On getting over the major criticism made by older fashion professionals:
"I came to realize that this was just a dumb thing on the Internet. I felt like, ultimately, these are people who are sitting at computers forming very angry opinions about a 12-year-old. I think I was confusing to people, because it wasn't like I was a child actor or whatever. There hasn't been a
well-worn trajectory for me to follow. I've never been able to be like, 'Oh, I can't make this move because when this other 12-year-old fashion blogger did that, this happened'."
On making her parents understand her creative dream:
"I think my mom said, 'Tavi, I think it's so great that you come home and you do creative things instead of all these kids who are just hanging out'."

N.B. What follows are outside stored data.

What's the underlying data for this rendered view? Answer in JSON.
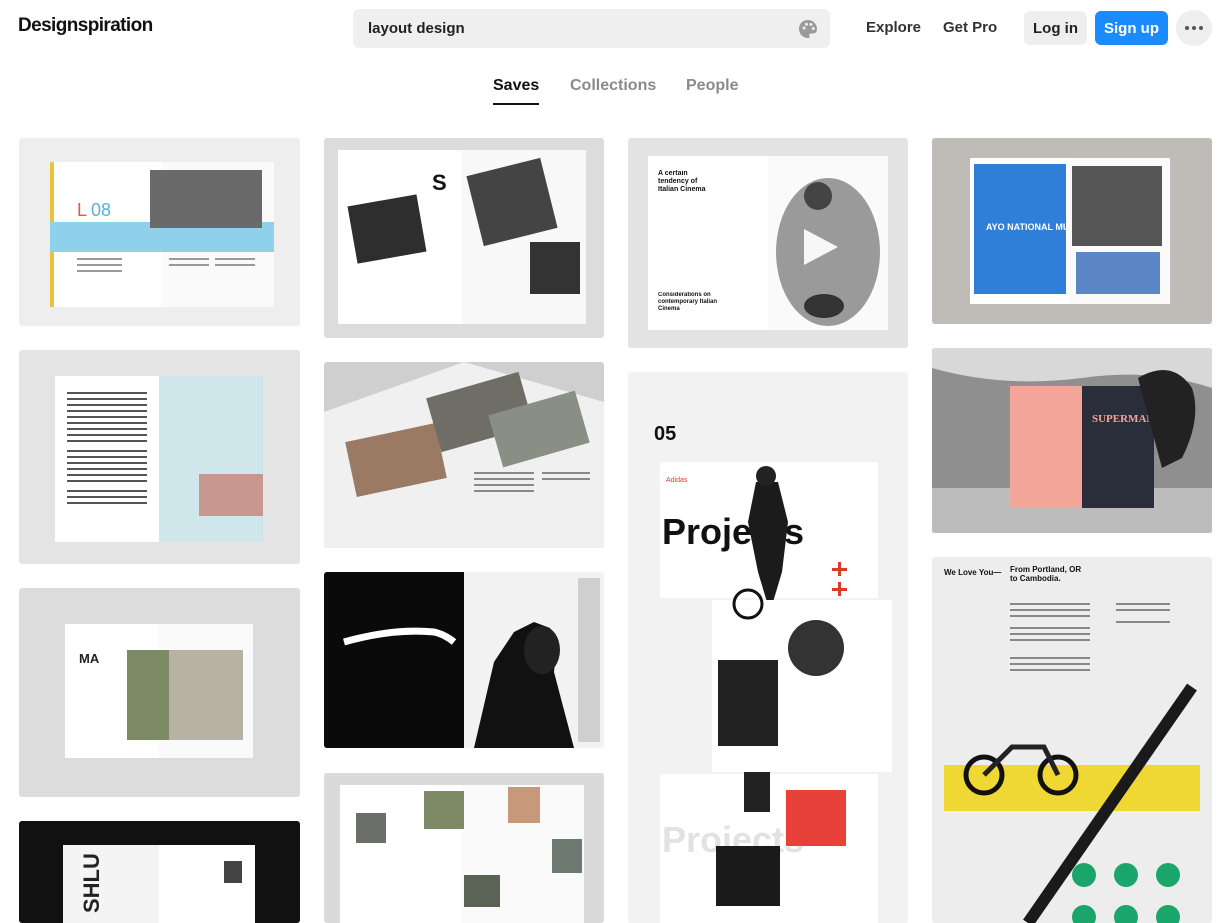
{
  "header": {
    "logo": "Designspiration",
    "search_value": "layout design",
    "nav": {
      "explore": "Explore",
      "get_pro": "Get Pro"
    },
    "login_label": "Log in",
    "signup_label": "Sign up",
    "more_icon": "more-dots-icon",
    "palette_icon": "color-palette-icon"
  },
  "tabs": {
    "saves": "Saves",
    "collections": "Collections",
    "people": "People",
    "active": "Saves"
  },
  "colors": {
    "accent": "#1a8cff",
    "search_bg": "#efefef",
    "button_bg": "#eeeeee"
  },
  "cards": {
    "c2_letter": "S",
    "c3_heading": "A certain tendency of Italian Cinema",
    "c3_footer": "Considerations on contemporary Italian Cinema",
    "c4_title": "AYO NATIONAL MUSIC CAMP",
    "c7_title": "SUPERMAN",
    "c8_num": "05",
    "c8_title": "Projects",
    "c8_ghost": "Projects",
    "c8_brand": "Adidas",
    "c10_left": "We Love You—",
    "c10_right": "From Portland, OR to Cambodia.",
    "c11_code": "MA",
    "c13_word": "SHLU"
  }
}
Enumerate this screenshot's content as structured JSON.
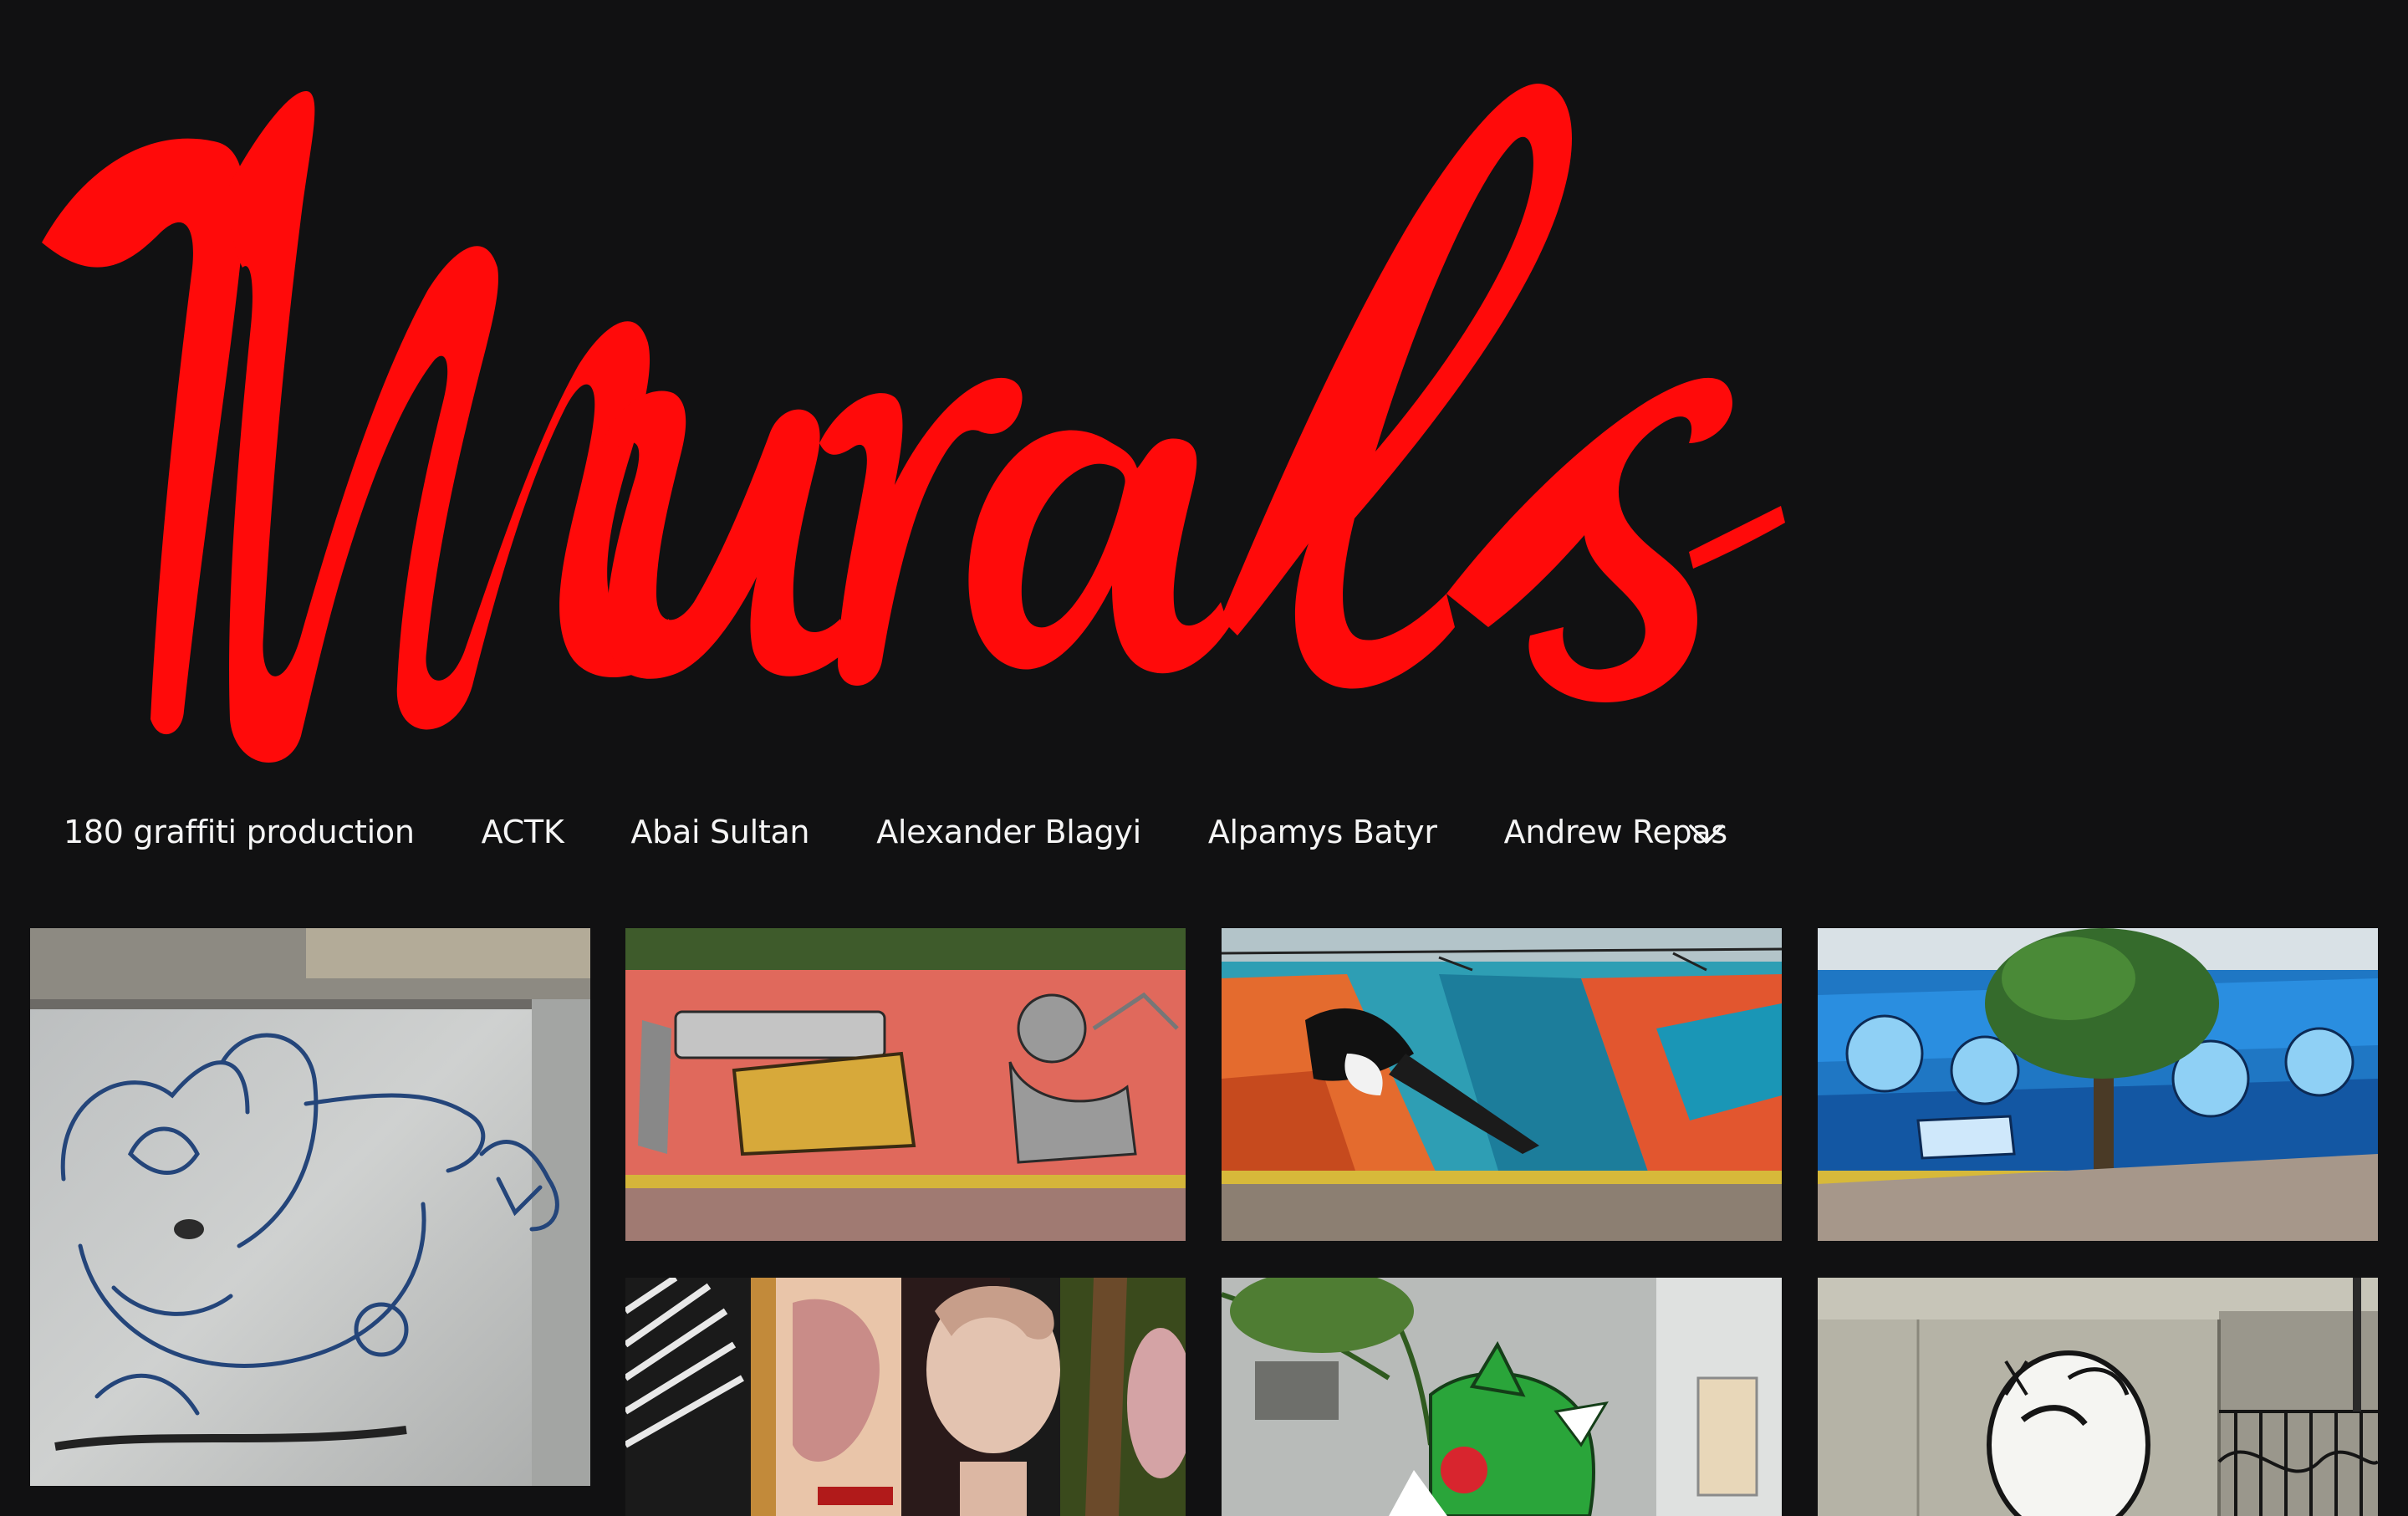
{
  "header": {
    "logo_text": "Murals",
    "logo_color": "#ff0a0a"
  },
  "nav": {
    "items": [
      {
        "label": "180 graffiti production"
      },
      {
        "label": "ACTK"
      },
      {
        "label": "Abai Sultan"
      },
      {
        "label": "Alexander Blagyi"
      },
      {
        "label": "Alpamys Batyr"
      },
      {
        "label": "Andrew Repas"
      }
    ],
    "more_icon": "chevron-down-icon"
  },
  "colors": {
    "background": "#111112",
    "nav_text": "#f5f5f5"
  }
}
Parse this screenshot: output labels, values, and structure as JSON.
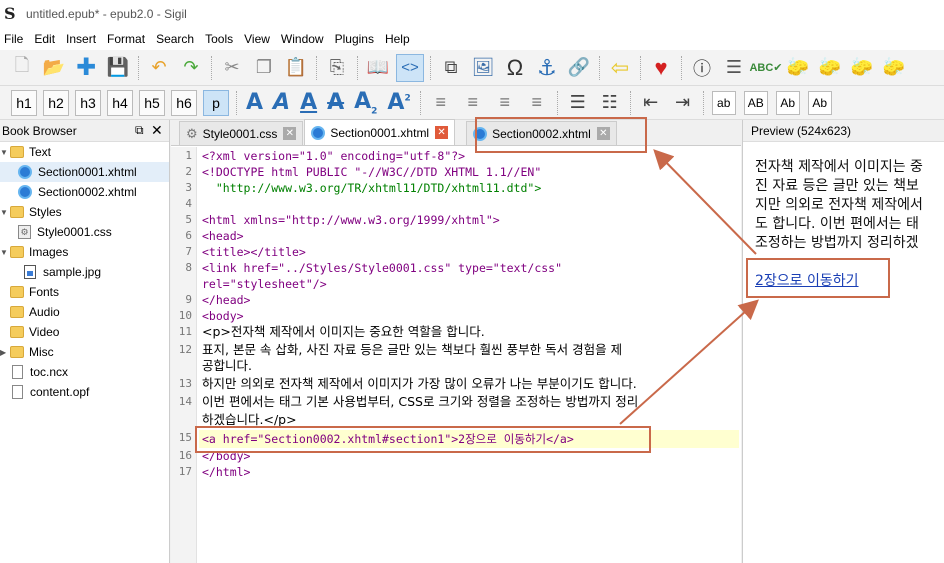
{
  "window": {
    "title": "untitled.epub* - epub2.0 - Sigil"
  },
  "menu": [
    "File",
    "Edit",
    "Insert",
    "Format",
    "Search",
    "Tools",
    "View",
    "Window",
    "Plugins",
    "Help"
  ],
  "toolbar2": {
    "headings": [
      "h1",
      "h2",
      "h3",
      "h4",
      "h5",
      "h6",
      "p"
    ],
    "case_buttons": [
      "ab",
      "AB",
      "Ab",
      "Ab"
    ]
  },
  "book_browser": {
    "title": "Book Browser",
    "items": [
      {
        "label": "Text",
        "type": "folder"
      },
      {
        "label": "Section0001.xhtml",
        "type": "xhtml"
      },
      {
        "label": "Section0002.xhtml",
        "type": "xhtml"
      },
      {
        "label": "Styles",
        "type": "folder"
      },
      {
        "label": "Style0001.css",
        "type": "css"
      },
      {
        "label": "Images",
        "type": "folder"
      },
      {
        "label": "sample.jpg",
        "type": "image"
      },
      {
        "label": "Fonts",
        "type": "folder"
      },
      {
        "label": "Audio",
        "type": "folder"
      },
      {
        "label": "Video",
        "type": "folder"
      },
      {
        "label": "Misc",
        "type": "folder"
      },
      {
        "label": "toc.ncx",
        "type": "file"
      },
      {
        "label": "content.opf",
        "type": "file"
      }
    ]
  },
  "tabs": [
    {
      "label": "Style0001.css"
    },
    {
      "label": "Section0001.xhtml"
    },
    {
      "label": "Section0002.xhtml"
    }
  ],
  "code": {
    "line_numbers": [
      "1",
      "2",
      "3",
      "4",
      "5",
      "6",
      "7",
      "8",
      "9",
      "10",
      "11",
      "12",
      "13",
      "14",
      "15",
      "16",
      "17"
    ],
    "lines": {
      "l1": "<?xml version=\"1.0\" encoding=\"utf-8\"?>",
      "l2": "<!DOCTYPE html PUBLIC \"-//W3C//DTD XHTML 1.1//EN\"",
      "l2b": "  \"http://www.w3.org/TR/xhtml11/DTD/xhtml11.dtd\">",
      "l4": "<html xmlns=\"http://www.w3.org/1999/xhtml\">",
      "l5": "<head>",
      "l6": "<title></title>",
      "l7": "<link href=\"../Styles/Style0001.css\" type=\"text/css\"",
      "l7b": "rel=\"stylesheet\"/>",
      "l8": "</head>",
      "l9": "<body>",
      "l10": "<p>전자책 제작에서 이미지는 중요한 역할을 합니다.",
      "l11": "표지, 본문 속 삽화, 사진 자료 등은 글만 있는 책보다 훨씬 풍부한 독서 경험을 제",
      "l11b": "공합니다.",
      "l12": "하지만 의외로 전자책 제작에서 이미지가 가장 많이 오류가 나는 부분이기도 합니다.",
      "l13": "이번 편에서는 태그 기본 사용법부터, CSS로 크기와 정렬을 조정하는 방법까지 정리",
      "l13b": "하겠습니다.</p>",
      "l15": "<a href=\"Section0002.xhtml#section1\">2장으로 이동하기</a>",
      "l16": "</body>",
      "l17": "</html>"
    }
  },
  "preview": {
    "title": "Preview (524x623)",
    "lines": [
      "전자책 제작에서 이미지는 중",
      "진 자료 등은 글만 있는 책보",
      "지만 의외로 전자책 제작에서",
      "도 합니다. 이번 편에서는 태",
      "조정하는 방법까지 정리하겠"
    ],
    "link_text": "2장으로 이동하기"
  },
  "colors": {
    "annotation": "#c9694a",
    "tag": "#800080",
    "attribute_value": "#008000",
    "highlight_line": "#ffffd0",
    "link": "#1a3fb5"
  }
}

Does she find fashion superficial?
"In reality, everyone thinks about how they look. And it's silly to expect anyone to completely disregard the ways in which they're compelled to look a certain way. It's better to turn it around and make it about expressing yourself and feeling comfortable with yourself. If you don't want to think about what you look like at all, I also think that's great!"
On her "I'm not really that into fashion anymore" blog post that angered many of her followers:
"The more my blog's audience has grown, the more I've had doubts about what I write. But I've always ended up happy when I've been honest. That one was the kind of thing where I just felt weird sitting down to write my blog all of a sudden. Something felt insincere about it. Basically, in this blog post, I talked about how I sat next to Anna Wintour at a Band of Outsiders show, and she asked me, 'When do you go to school?' I just felt like, When do your models go to school?"
On her realization of the real fashion industry
"There's a lot of hypocrisy. In a way, fashion had been this magical thing that I was obsessed with. I was just such a fan. But then I got a little too close to it, and that was kind of saddening. [...] There wasn't any real enthusiasm coming from the people who were there for what was going on around us, even though it should have been this exciting, creative thing. I felt funny about that experience. I wanted to start writing about other things on my blog, branching out from fashion."
On her college plans
"It just has to be a situation where I don't have to take classes I don't want to take. College is for studying things you are truly interested in. I don't want to have to take another math class, and I don't want dorm life. I know that much."